En région aussi, Jean-Paul Nunez, délégué national de la Cimade sur Montpellier, trouve intolérable les conséquences de quotas sur le traitement des immigrés clandestins : « On veut faire du chiffre et pour ça, on n’hésite pas à remettre en cause l’Etat de droit. »

Des droits de plus en plus souvent bafoués

Le nombre d’interpellations, et surtout leurs motifs, ne cessent d’augmenter sans pour autant déboucher sur des expulsions. « Le travail des tribunaux et des magistrats est bouleversé avec l’augmentation constante des quotas », regrette Jean-Paul Nunez qui se déclare aussi irrité par la manière dont les gens sont appréhendés par une « police de l’immigration ». « Les interpellations se déroulent de manière dramatique. Ces deux dernières années, la souffrance des personnes devient de plus en plus insoutenable. Beaucoup ont été cherchés directement à leur domicile et sont terrorisés ».

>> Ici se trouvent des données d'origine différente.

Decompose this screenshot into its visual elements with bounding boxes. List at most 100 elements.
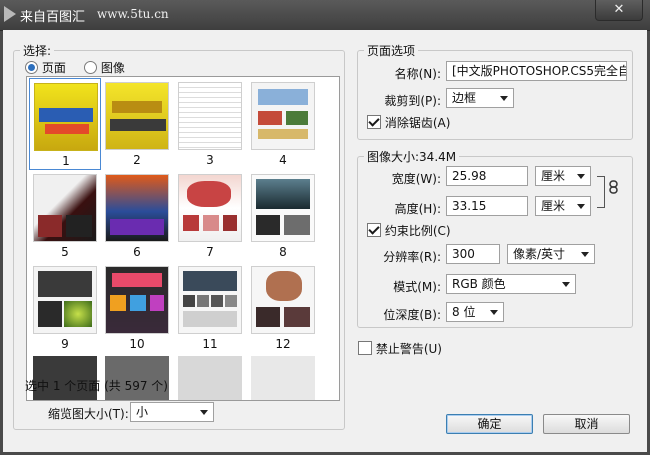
chevron-down-icon xyxy=(577,174,585,179)
image-size-legend: 图像大小:34.4M xyxy=(367,150,457,164)
thumbnail-number: 7 xyxy=(206,245,214,259)
page-options-legend: 页面选项 xyxy=(367,44,416,58)
thumbnail-grid[interactable]: 1 2 3 4 5 6 7 8 9 10 11 12 xyxy=(26,76,340,401)
page-thumbnail-image xyxy=(178,82,242,150)
thumbnail-number: 3 xyxy=(206,153,214,167)
mode-label: 模式(M): xyxy=(393,280,441,294)
suppress-warnings-check-indicator[interactable] xyxy=(358,341,372,355)
page-thumbnail-image xyxy=(105,82,169,150)
chevron-down-icon xyxy=(500,96,508,101)
thumbnail-page-1[interactable]: 1 xyxy=(29,78,101,170)
thumbnail-partial xyxy=(178,356,242,400)
app-icon xyxy=(4,6,16,22)
thumbnail-page-8[interactable]: 8 xyxy=(247,170,319,262)
thumbnail-partial xyxy=(251,356,315,400)
thumbnail-page-9[interactable]: 9 xyxy=(29,262,101,354)
thumbnail-number: 5 xyxy=(61,245,69,259)
page-thumbnail-image xyxy=(178,266,242,334)
suppress-warnings-checkbox[interactable]: 禁止警告(U) xyxy=(358,340,442,357)
page-thumbnail-image xyxy=(251,266,315,334)
height-unit-select[interactable]: 厘米 xyxy=(535,196,591,216)
chevron-down-icon xyxy=(200,410,208,415)
name-field[interactable]: [中文版PHOTOSHOP.CS5完全自学 xyxy=(446,61,627,81)
watermark-text: www.5tu.cn xyxy=(97,7,169,21)
cancel-button[interactable]: 取消 xyxy=(543,414,630,434)
crop-value: 边框 xyxy=(452,91,477,105)
thumbnail-number: 11 xyxy=(202,337,218,351)
height-field[interactable]: 33.15 xyxy=(446,196,528,216)
constrain-check-indicator[interactable] xyxy=(367,223,381,237)
close-button[interactable]: ✕ xyxy=(595,0,643,21)
depth-value: 8 位 xyxy=(452,305,476,319)
resolution-unit-value: 像素/英寸 xyxy=(513,247,566,261)
link-bracket xyxy=(597,176,605,208)
resolution-field[interactable]: 300 xyxy=(446,244,500,264)
chevron-down-icon xyxy=(577,204,585,209)
resolution-label: 分辨率(R): xyxy=(383,250,441,264)
window-title: 来自百图汇 xyxy=(20,10,86,25)
dialog-body: 选择: 页面 图像 1 2 3 4 5 6 7 8 9 10 11 12 选中 … xyxy=(3,30,647,452)
constrain-checkbox[interactable]: 约束比例(C) xyxy=(367,222,451,239)
thumbnail-page-5[interactable]: 5 xyxy=(29,170,101,262)
depth-label: 位深度(B): xyxy=(383,308,441,322)
radio-pages-indicator[interactable] xyxy=(25,61,38,74)
antialias-check-indicator[interactable] xyxy=(367,115,381,129)
thumbnail-number: 10 xyxy=(129,337,145,351)
radio-images-indicator[interactable] xyxy=(84,61,97,74)
thumbnail-number: 9 xyxy=(61,337,69,351)
thumbnail-page-10[interactable]: 10 xyxy=(101,262,173,354)
width-field[interactable]: 25.98 xyxy=(446,166,528,186)
chain-link-icon xyxy=(609,180,618,194)
mode-select[interactable]: RGB 颜色 xyxy=(446,274,576,294)
width-label: 宽度(W): xyxy=(391,172,441,186)
thumb-size-value: 小 xyxy=(136,405,149,419)
thumbnail-number: 4 xyxy=(279,153,287,167)
radio-images-label: 图像 xyxy=(100,61,125,75)
page-thumbnail-image xyxy=(251,174,315,242)
thumbnail-page-6[interactable]: 6 xyxy=(101,170,173,262)
thumbnail-number: 8 xyxy=(279,245,287,259)
depth-select[interactable]: 8 位 xyxy=(446,302,504,322)
height-unit-value: 厘米 xyxy=(541,199,566,213)
page-thumbnail-image xyxy=(34,83,98,151)
antialias-label: 消除锯齿(A) xyxy=(384,116,451,130)
chevron-down-icon xyxy=(562,282,570,287)
thumbnail-number: 12 xyxy=(275,337,291,351)
antialias-checkbox[interactable]: 消除锯齿(A) xyxy=(367,114,450,131)
radio-images[interactable]: 图像 xyxy=(84,59,125,76)
thumbnail-page-4[interactable]: 4 xyxy=(247,78,319,170)
page-thumbnail-image xyxy=(178,174,242,242)
page-thumbnail-image xyxy=(251,82,315,150)
title-bar: 来自百图汇 www.5tu.cn ✕ xyxy=(0,0,650,31)
name-label: 名称(N): xyxy=(394,67,441,81)
page-thumbnail-image xyxy=(33,174,97,242)
page-thumbnail-image xyxy=(105,174,169,242)
thumb-size-select[interactable]: 小 xyxy=(130,402,214,422)
page-thumbnail-image xyxy=(33,266,97,334)
thumbnail-page-11[interactable]: 11 xyxy=(174,262,246,354)
select-legend: 选择: xyxy=(23,44,52,58)
chevron-down-icon xyxy=(581,252,589,257)
ok-button[interactable]: 确定 xyxy=(446,414,533,434)
thumbnail-number: 2 xyxy=(133,153,141,167)
thumbnail-page-3[interactable]: 3 xyxy=(174,78,246,170)
width-unit-select[interactable]: 厘米 xyxy=(535,166,591,186)
constrain-label: 约束比例(C) xyxy=(384,224,451,238)
thumb-size-label: 缩览图大小(T): xyxy=(48,407,129,421)
thumbnail-page-2[interactable]: 2 xyxy=(101,78,173,170)
radio-pages-label: 页面 xyxy=(41,61,66,75)
chevron-down-icon xyxy=(490,310,498,315)
thumbnail-number: 6 xyxy=(133,245,141,259)
thumbnail-page-7[interactable]: 7 xyxy=(174,170,246,262)
page-thumbnail-image xyxy=(105,266,169,334)
crop-label: 裁剪到(P): xyxy=(384,94,441,108)
mode-value: RGB 颜色 xyxy=(452,277,506,291)
radio-pages[interactable]: 页面 xyxy=(25,59,66,76)
thumbnail-page-12[interactable]: 12 xyxy=(247,262,319,354)
suppress-warnings-label: 禁止警告(U) xyxy=(375,342,442,356)
close-icon: ✕ xyxy=(613,2,625,17)
resolution-unit-select[interactable]: 像素/英寸 xyxy=(507,244,595,264)
crop-select[interactable]: 边框 xyxy=(446,88,514,108)
selection-status: 选中 1 个页面 (共 597 个) xyxy=(25,379,168,393)
thumbnail-number: 1 xyxy=(62,154,70,168)
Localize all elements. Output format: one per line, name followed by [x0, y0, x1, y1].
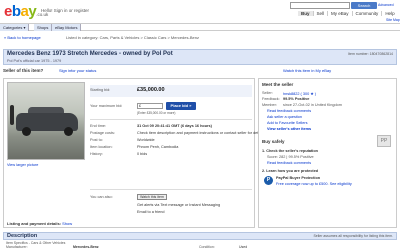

Sur la région Languedoc-Roussillon, la capacité de rétention des sans-papiers a triplé : « Nous sommes passés de 60 places à 180 avec l’extension du centre de Rivesaltes et surtout la création de celui de Nîmes ». En moyenne, une personne sur deux, placée dans ces centres, est libérée sous dix jours dans la région. « Les centres régionaux sont le plus souvent occupés par des Marocains. Mais si jusqu’alors, il n’y avait pas beaucoup de femmes et d’enfants, cela ne va pas en s’arrangeant », déplore Jean-Paul Nunez.
Un constat partagée par Julie Chansel, coordinatrice du rapport de la Cimade, évoquant la conséquence de la course au chiffre : « Elle s’accompagne de la mise en place progressive d’un dispositif juridique qui réduit les droits des étrangers ».